I’m trying to get my writing restarted after the move. I’m not trying to finish Pixie Noir in 13 weeks any longer, as I had originally planned. I’ll be happy to get it done by the end of summer. The sequel to Vulcan’s Kittens will have to wait until fall. The program I was following along with covered this, though, talking about how life interferes, and it’s just as important to keep momentum as to hit a given time goal. That’s what I’m working toward. I’m certainly not going to feel guilty that my goal has had to be reset to fit around my life.
This morning I managed to get a bit of my garden bed dug. Only about 2’×3′ section, but it was the hard part, close to the steps, where some shrubs had been growing until he bought the house, and they were re-growing. So in order to put the bed in there, I had to dig around them, then cut them off below soil level to hopefully kill them permanently. Given that it’s rising to 90 today, I didn’t want to work on it too long, so once I’d finished the shrubs off, I stopped. The writing is going to be like that, I think.
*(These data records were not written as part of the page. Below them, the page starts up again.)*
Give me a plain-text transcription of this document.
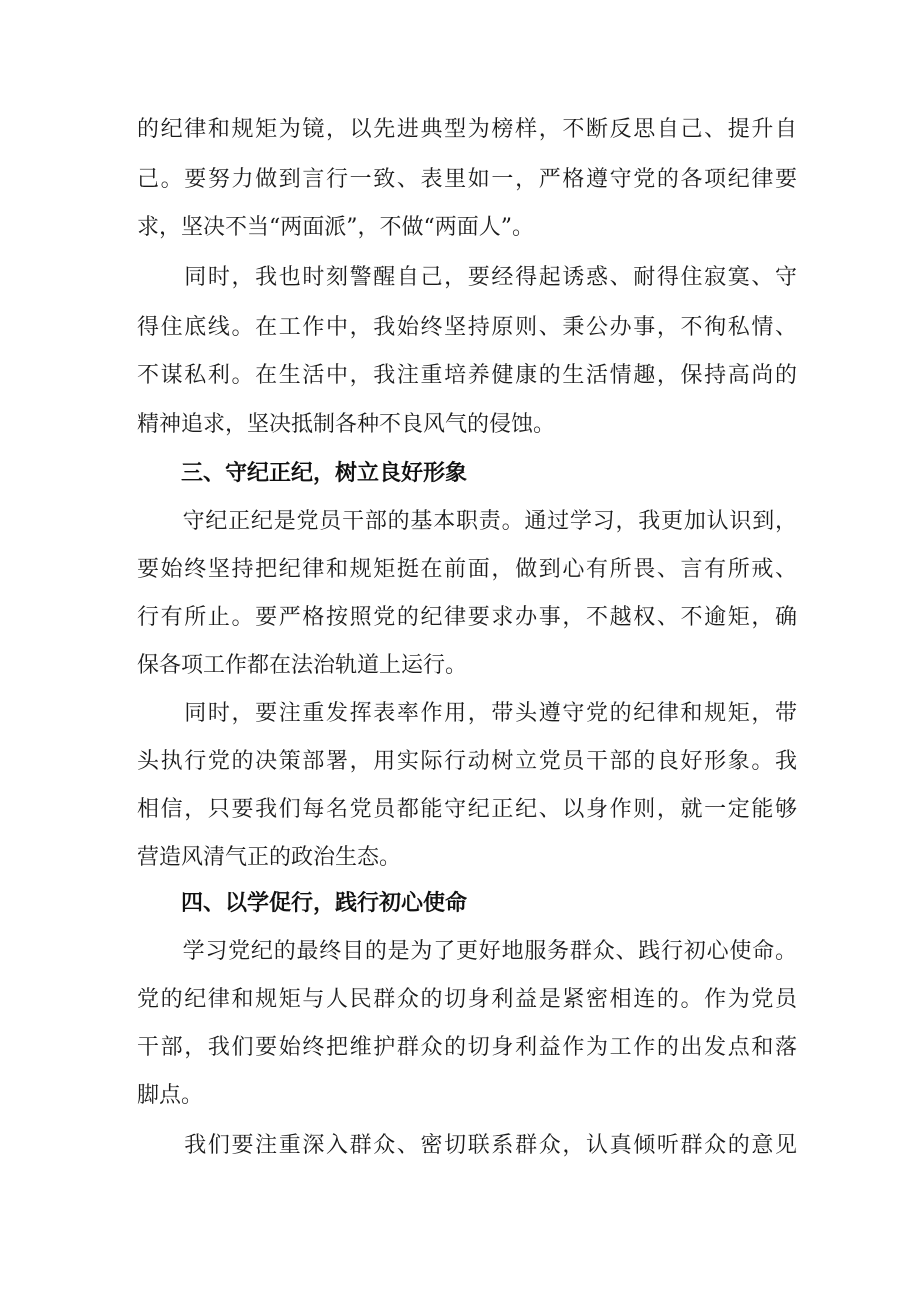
的纪律和规矩为镜，以先进典型为榜样，不断反思自己、提升自
己。要努力做到言行一致、表里如一，严格遵守党的各项纪律要
求，坚决不当“两面派”，不做“两面人”。
　　同时，我也时刻警醒自己，要经得起诱惑、耐得住寂寞、守
得住底线。在工作中，我始终坚持原则、秉公办事，不徇私情、
不谋私利。在生活中，我注重培养健康的生活情趣，保持高尚的
精神追求，坚决抵制各种不良风气的侵蚀。
三、守纪正纪，树立良好形象
　　守纪正纪是党员干部的基本职责。通过学习，我更加认识到，
要始终坚持把纪律和规矩挺在前面，做到心有所畏、言有所戒、
行有所止。要严格按照党的纪律要求办事，不越权、不逾矩，确
保各项工作都在法治轨道上运行。
　　同时，要注重发挥表率作用，带头遵守党的纪律和规矩，带
头执行党的决策部署，用实际行动树立党员干部的良好形象。我
相信，只要我们每名党员都能守纪正纪、以身作则，就一定能够
营造风清气正的政治生态。
四、以学促行，践行初心使命
　　学习党纪的最终目的是为了更好地服务群众、践行初心使命。
党的纪律和规矩与人民群众的切身利益是紧密相连的。作为党员
干部，我们要始终把维护群众的切身利益作为工作的出发点和落
脚点。
　　我们要注重深入群众、密切联系群众，认真倾听群众的意见
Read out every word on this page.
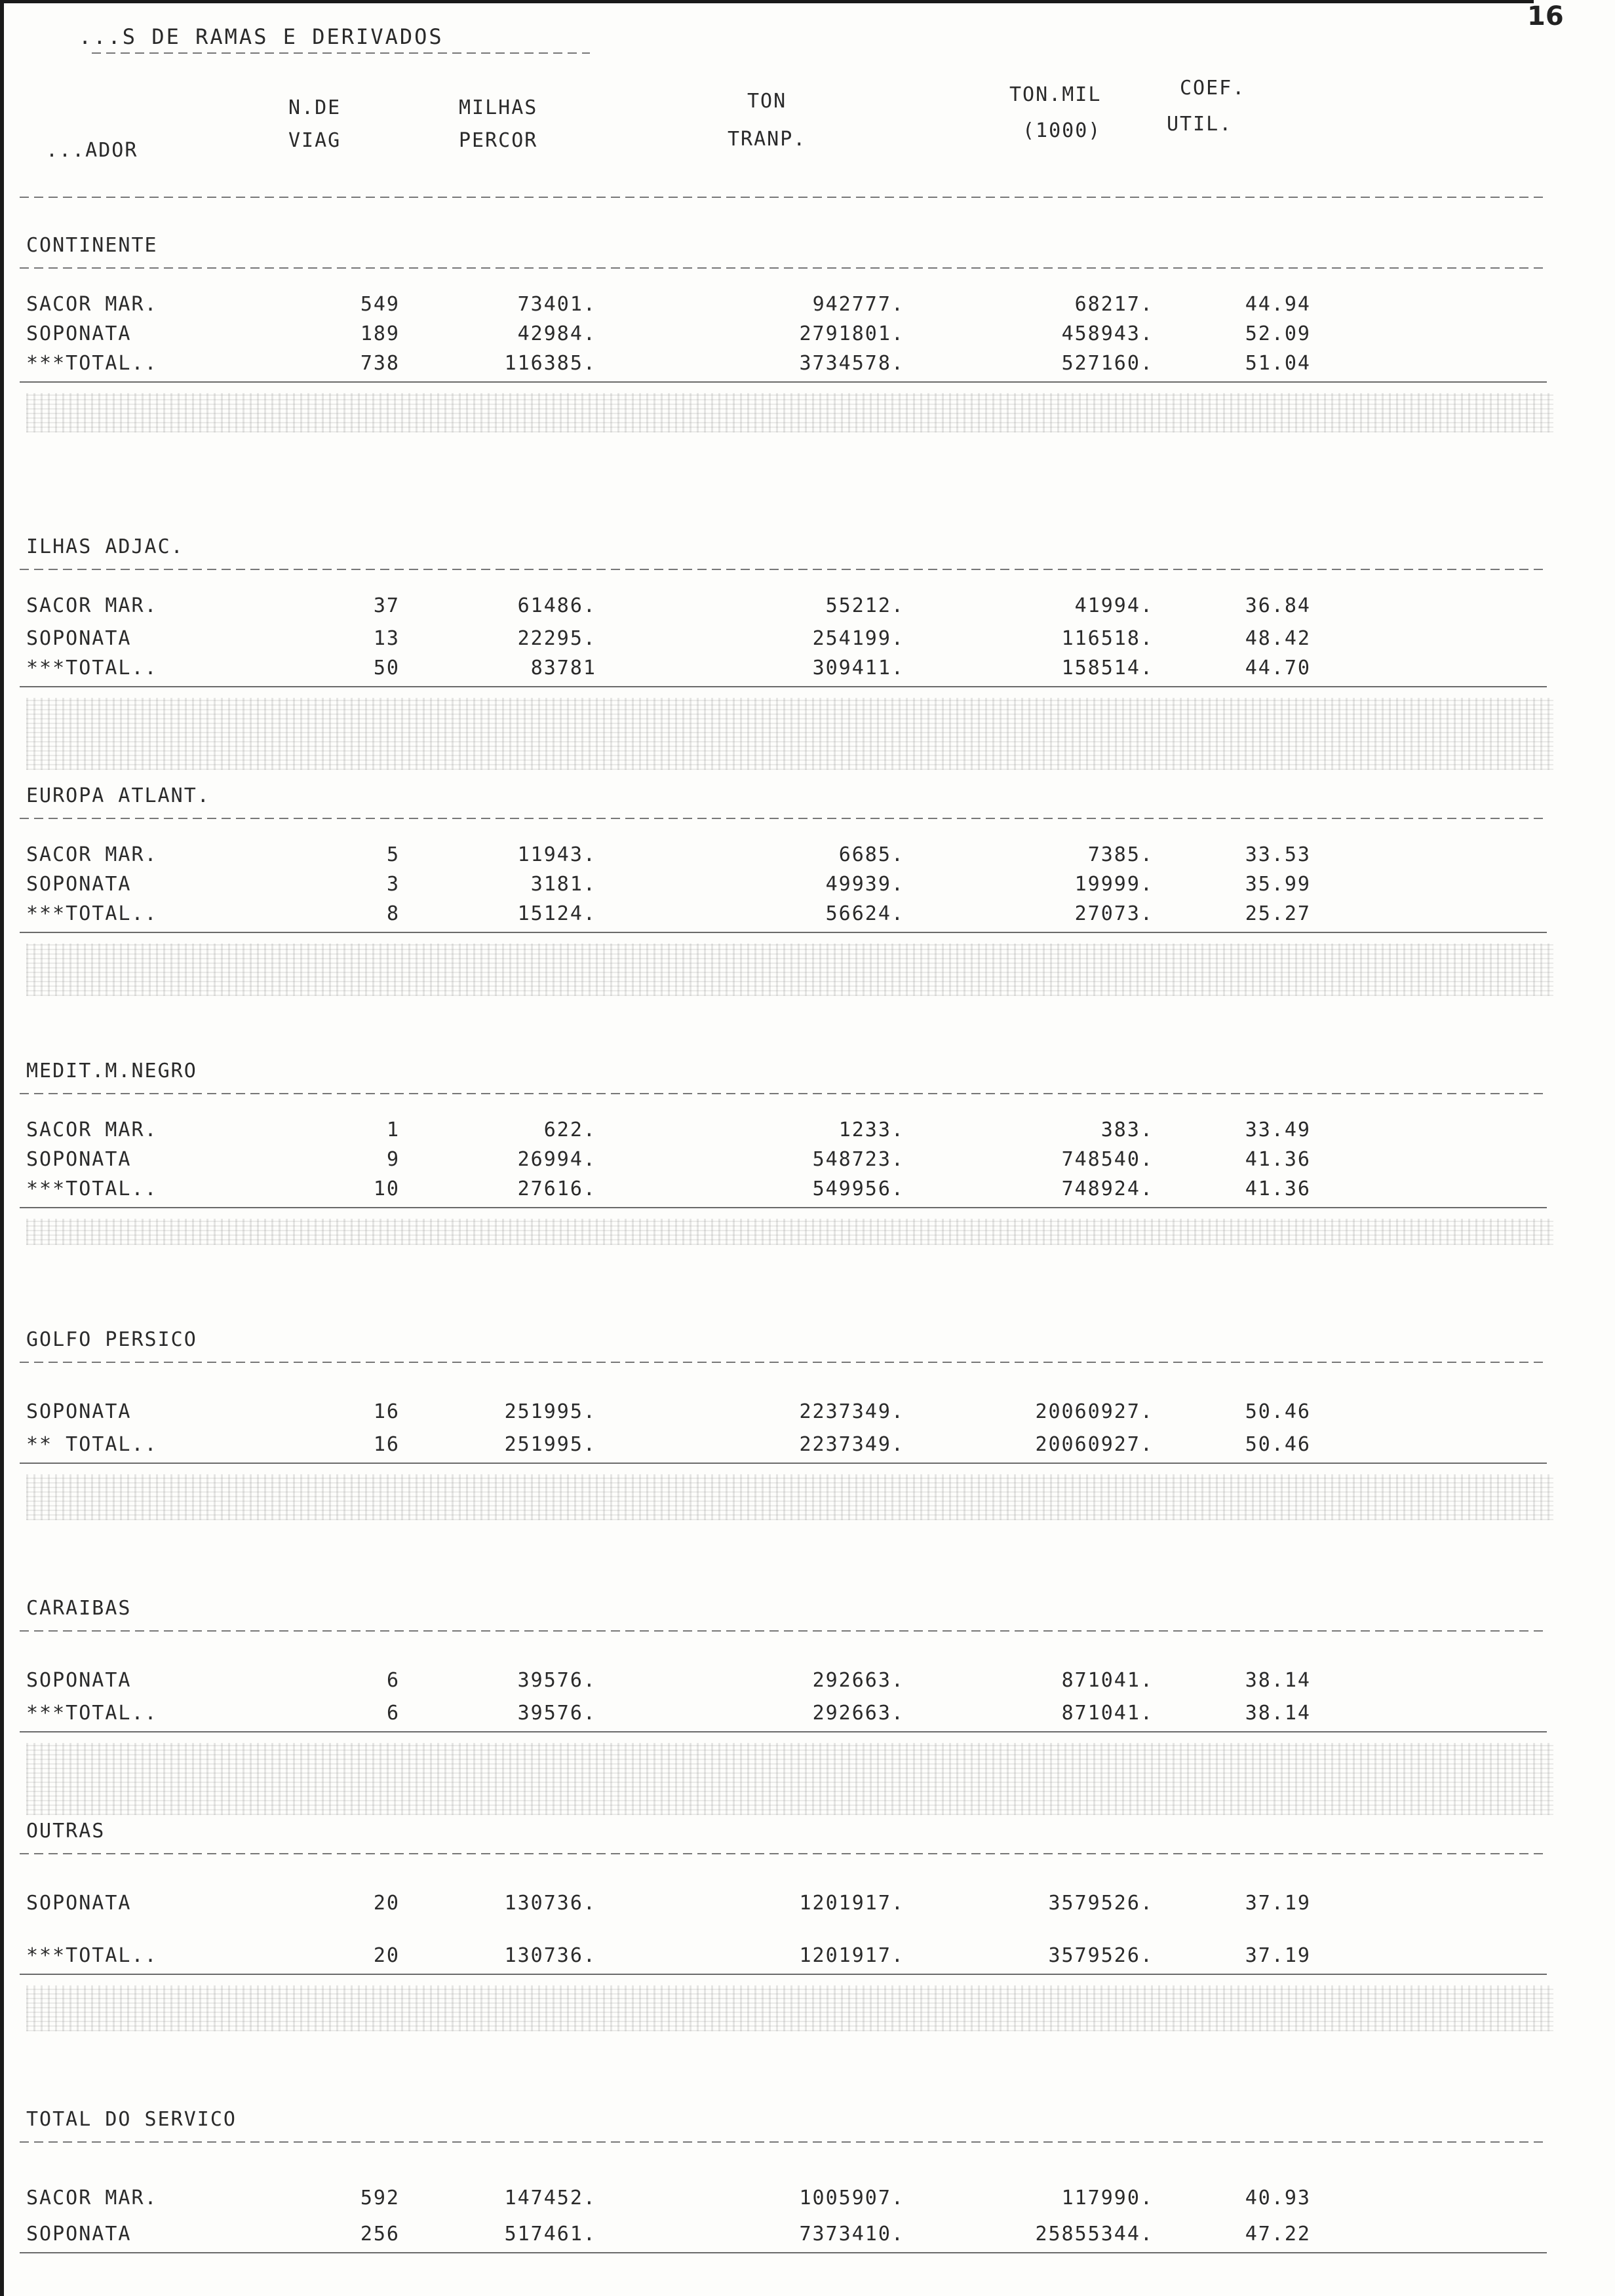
16
...S DE RAMAS E DERIVADOS
...ADOR
N.DE
VIAG
MILHAS
PERCOR
TON
TRANP.
TON.MIL
(1000)
COEF.
UTIL.
CONTINENTE
SACOR MAR.	549	73401.	942777.	68217.	44.94
SOPONATA	189	42984.	2791801.	458943.	52.09
***TOTAL..	738	116385.	3734578.	527160.	51.04
ILHAS ADJAC.
SACOR MAR.	37	61486.	55212.	41994.	36.84
SOPONATA	13	22295.	254199.	116518.	48.42
***TOTAL..	50	83781	309411.	158514.	44.70
EUROPA ATLANT.
SACOR MAR.	5	11943.	6685.	7385.	33.53
SOPONATA	3	3181.	49939.	19999.	35.99
***TOTAL..	8	15124.	56624.	27073.	25.27
MEDIT.M.NEGRO
SACOR MAR.	1	622.	1233.	383.	33.49
SOPONATA	9	26994.	548723.	748540.	41.36
***TOTAL..	10	27616.	549956.	748924.	41.36
GOLFO PERSICO
SOPONATA	16	251995.	2237349.	20060927.	50.46
** TOTAL..	16	251995.	2237349.	20060927.	50.46
CARAIBAS
SOPONATA	6	39576.	292663.	871041.	38.14
***TOTAL..	6	39576.	292663.	871041.	38.14
OUTRAS
SOPONATA	20	130736.	1201917.	3579526.	37.19
***TOTAL..	20	130736.	1201917.	3579526.	37.19
TOTAL DO SERVICO
SACOR MAR.	592	147452.	1005907.	117990.	40.93
SOPONATA	256	517461.	7373410.	25855344.	47.22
I’ll have to push myself, a sentence at a time, until it clicks and my story starts flowing again. It’s hard, but once I’m past the gnarly roots and stumps, the work will get easier. At least, until it gets harder again. I’ll set aside an hour a day, at first, maybe later once my house is more tidy, a few hours. And I’ll hack at the roots until I make it back into the nice crumbly action bits of the story with my hero’s dry sarcasm sounding loud and clear in my inner ear.
I can take this metaphor further. Later this summer, as the plant grow, I’ll be on my knees out there weeding. Just like editing a story, you want to carefully remove the unwanted bits without disturbing the good parts of the story that you don’t want to kill. And just like weeding, editing is a tedious and necessary part of writing if you want your story to flourish, or even to show under all those loose ends and plot bunnies. We can all think of books we’ve read that fell to the weeds, and we put them down thinking ‘that author needs a good editor.’
Much later, royalty checks are the harvest. The fact that they don’t need to ever end is where the garden metaphor falls down. Or maybe not. Replanting in spring is analogous to writing a new book. Or to a perennial flower spreading and making more blooms every year. Personally, I enjoy my spring rituals of kneeling in the garden, my hands in the good dirt. Like writing, it feeds something in me, and it gives me an end result I can offer to feed someone’s mind with. Body and soul, gardening and writing.